The collection, which was a joint project from The Entrepreneurs Network and the Tony Blair Institute for Global Change (TBI), is also endorsed by former Prime Minister Tony Blair.
“The 21st century technology revolution is transformative, extraordinary in its consequences and impact and will and should dominate our thinking in the years to come,” the former Prime Minister said.
“No one doubts technology can also have negative effects, but the critical point is that for good or ill, it is changing the world.
This is the real-world event that is happening in our time, to our people and the world over.

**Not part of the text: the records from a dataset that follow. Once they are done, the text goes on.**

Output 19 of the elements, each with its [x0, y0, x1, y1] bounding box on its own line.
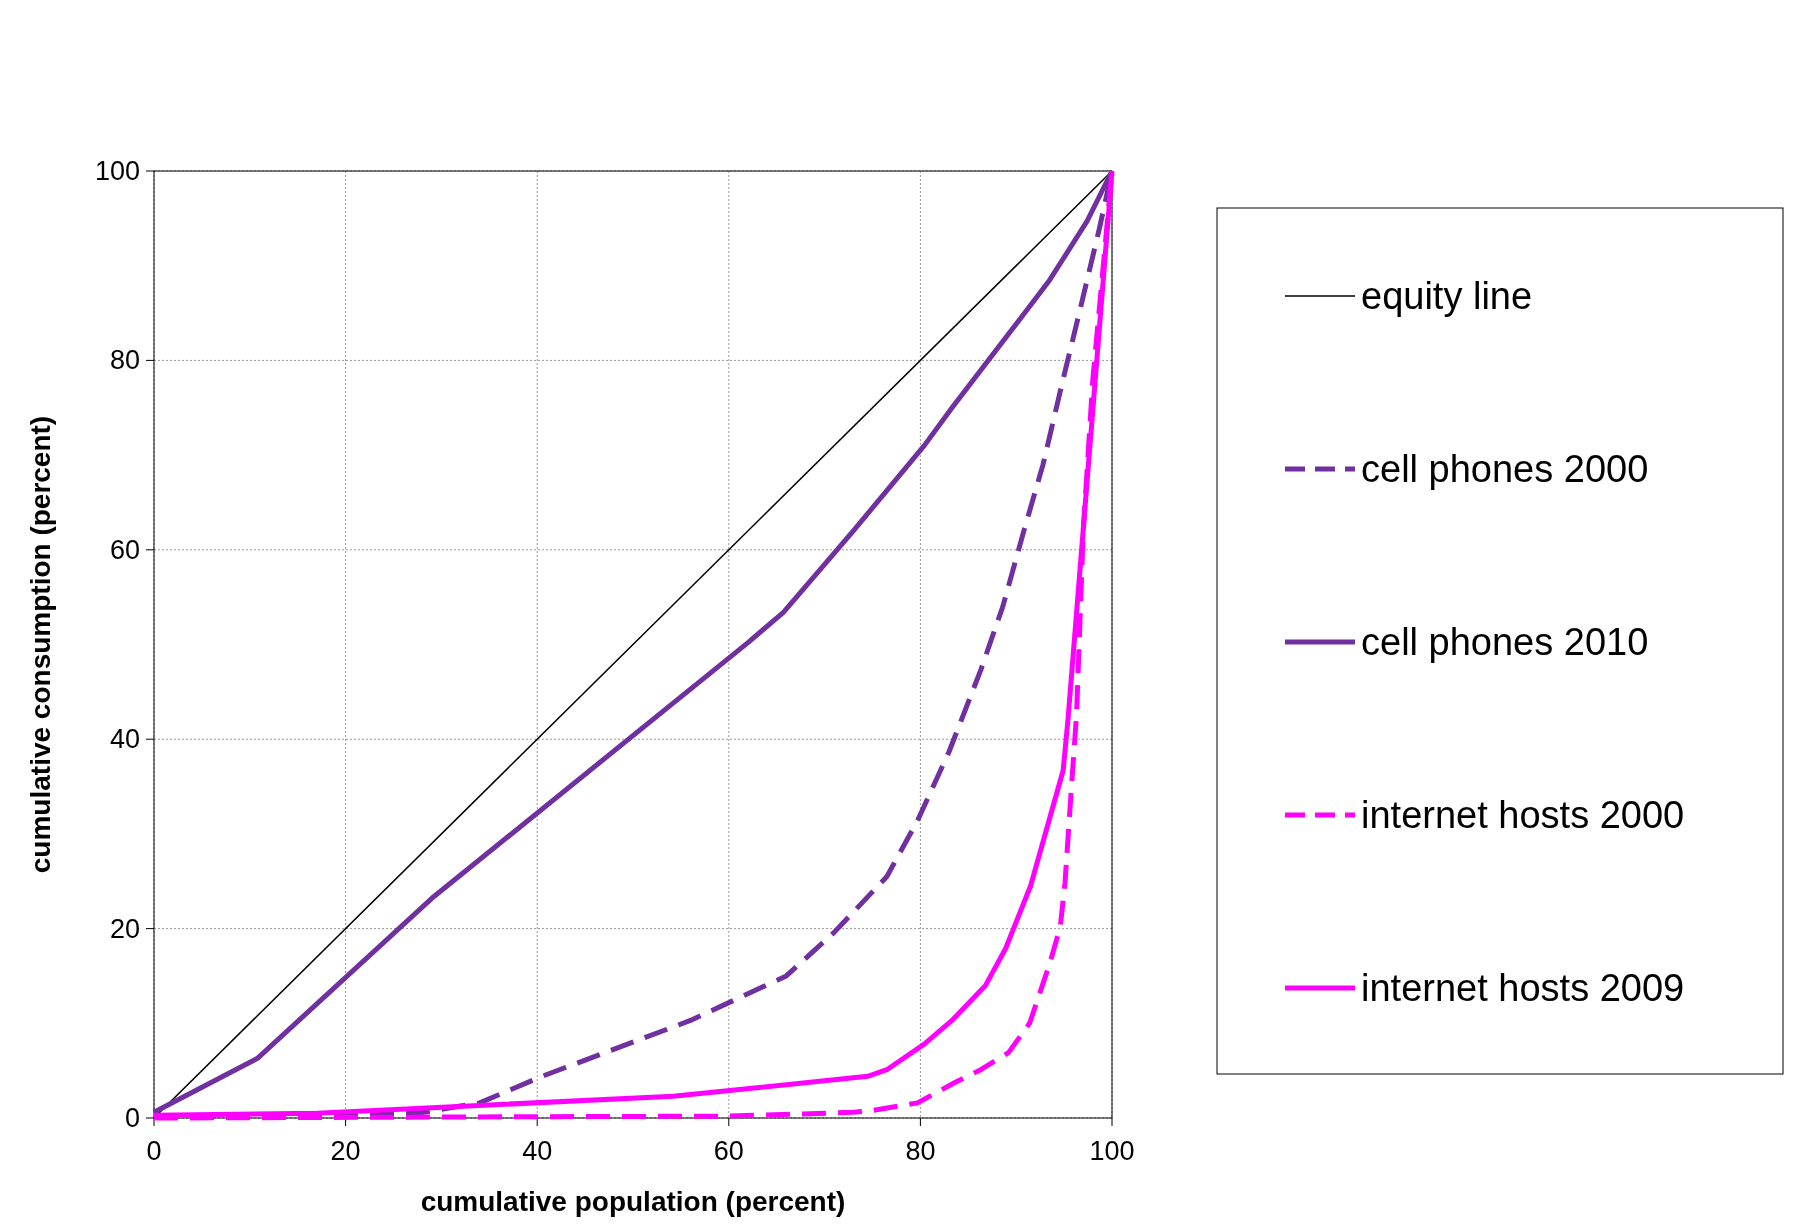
legend-label: cell phones 2010 — [1361, 621, 1649, 663]
x-axis-title: cumulative population (percent) — [420, 1186, 846, 1217]
legend-label: internet hosts 2000 — [1361, 794, 1685, 836]
y-tick-label: 60 — [109, 534, 140, 565]
y-tick-label: 0 — [124, 1103, 140, 1133]
y-axis-title: cumulative consumption (percent) — [25, 415, 56, 874]
y-tick-label: 40 — [109, 724, 140, 755]
legend-label: equity line — [1361, 275, 1533, 317]
y-tick-label: 80 — [109, 345, 140, 376]
x-tick-label: 40 — [522, 1136, 553, 1166]
x-tick-label: 0 — [146, 1136, 162, 1166]
x-tick-label: 80 — [905, 1136, 936, 1166]
x-tick-label: 20 — [330, 1136, 361, 1166]
legend-label: internet hosts 2009 — [1361, 967, 1685, 1009]
x-tick-label: 60 — [713, 1136, 744, 1166]
y-tick-label: 20 — [109, 913, 140, 944]
legend-label: cell phones 2000 — [1361, 448, 1649, 490]
y-tick-label: 100 — [94, 156, 140, 186]
x-tick-label: 100 — [1089, 1136, 1135, 1166]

The challenge for politics is to understand it, master it, and harness it for good.”
He added: “Yet too often policymakers either ignore its importance or focus on questions like those to do with privacy which are important but limited; when the real debate should be around how we use technology to usher in a new advance of humankind."
One essay in The New Way collection calls for Britain to adopt a proactive approach to attracting the best and the brightest from around the world.
Arguing that the nation needs to go further than simply removing barriers in the visa system, it suggests the country should actively seek out promising young talent from across the globe and attract them to the UK with scholarships to study at British universities and support ground-breaking research.
“Just as Premier League clubs invest heavily in scouting the next Neymar or Messi from South America, the UK should do the same in terms of finding the next Demis Hassabis or Katalin Karikó.” says Sam Dumitriu, Research Director at The Entrepreneurs Network and one of the report’s authors.
The authors also stress that it is not enough for Britain to invent the latest technology, we also need to become a nation of early adopters.
Philip Salter, Founder of The Entrepreneurs Network says: “Too often when talking about cutting-edge technology, most of the attention is focused on developing it within the UK.
"For people to really feel the benefits of new technology, they need to be able to buy it at home too.
"This is where the idea for Testbed Nation comes from – we want British people to be the first to order a drone-delivered lab-grown beef burger and take a self-driving car on their daily commute.”